Ferrell's comedy is offset by Jon Heder, whose character Jimmy MacElroy is the polar opposite of Michaels. He's effeminate, introverted, and geeky. Think "Napoleon Dynamite" on ice. MacElroy's character is undoubtedly based on that of Johnny Weir, who coincidentally wore a swan outfit for the 2004 Winter Olympics that resembled MacElroy's peacock, down to the beaks of the birds. But caricatures aside, it's the chemistry between Ferrell and Heder that's special - different personalities and styles combined with physical comedy - both men are over six feet tall and doing jumps, spins, and lifts.

Watching the skating routines between the two is worth the price of admission. Because while each is quite capable of zinging one-liners at each other like "I see you still look like a fifteen year old girl, but not hot." Or "You smell like aftershave and taco meat!" Neither does anything to stretch their comedic chops.

Certainly, the film has many funny moments, especially while lampooning the figure skating world with countless cameos, costumes, and characters. But the majority are standalone, without context. This, of course, makes "Blades of Glory" seem like an elongated comedy sketch, without any depth or development. Directed by Will Speck and Josh Gordon, who earned their reputation based on the Geico commercials about one-dimensional cavemen, "Blades of Glory" delivers in much the same vain. The characters are unable to break from their spoofed up shells to grow and mature in unique ways. And the story lacks the cohesion and creativeness to go beyond the idiosyncratic stereotypes it sets up.

Unlike "Talladega Night's" Ricky Bobby, who was a funny caricature with strengths and weaknesses that readily matured as the film wore on, neither Michaels nor MacElroy are given that kind of richness. Or they are given it, but nothing is done about it as Michael's sex addiction is never really explained and MacElroy's orphaned childhood is never revisited. Because of this, it's hard to know what's at stake, why the championship is important, and what it really means to each involved other than another opportunity to poke fun of the skating community.

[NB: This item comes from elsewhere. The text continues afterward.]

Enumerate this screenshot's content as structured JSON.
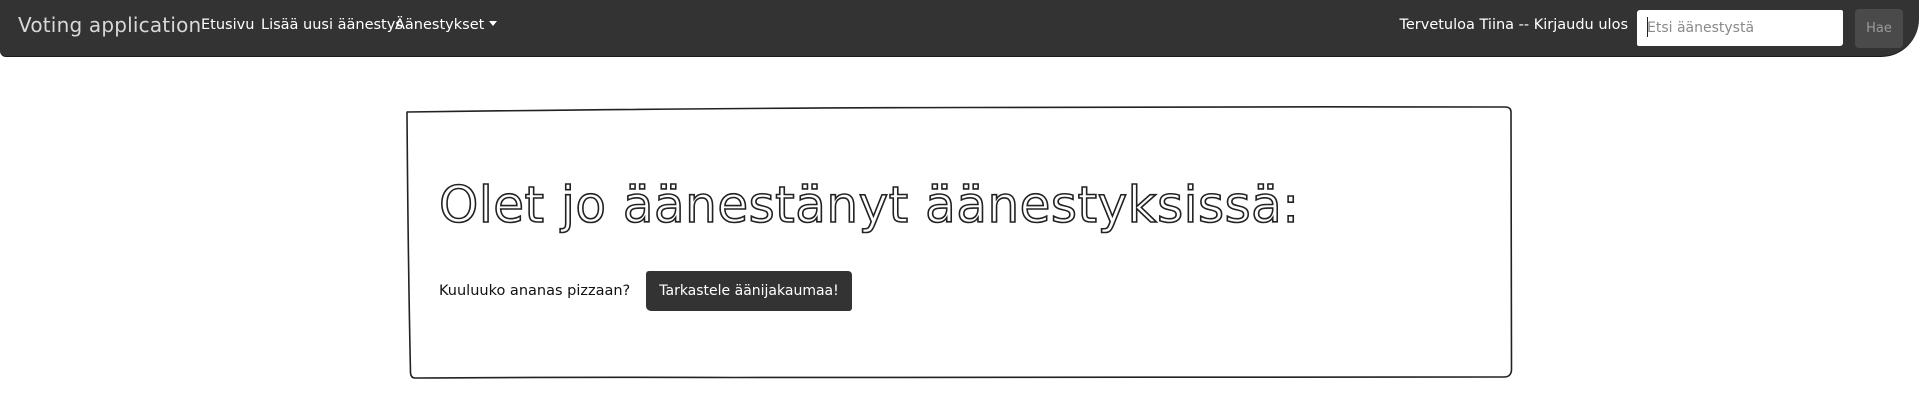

Championship figure skating is a world all to it's own. It's own sense of style, rules, and celebrity, which lends itself perfectly to outlandish comedy. In "Blades of Glory," the filmmakers and actors understand how to poke fun by embellishing the costumes, the behind the scenes drama, the fantasy, the broadcast spectacle, and the fan base. But by ignoring the characters themselves, they fail to achieve the ultimate glory - that which goes beyond the simple and forgettable spoof and becomes a classic sports legend.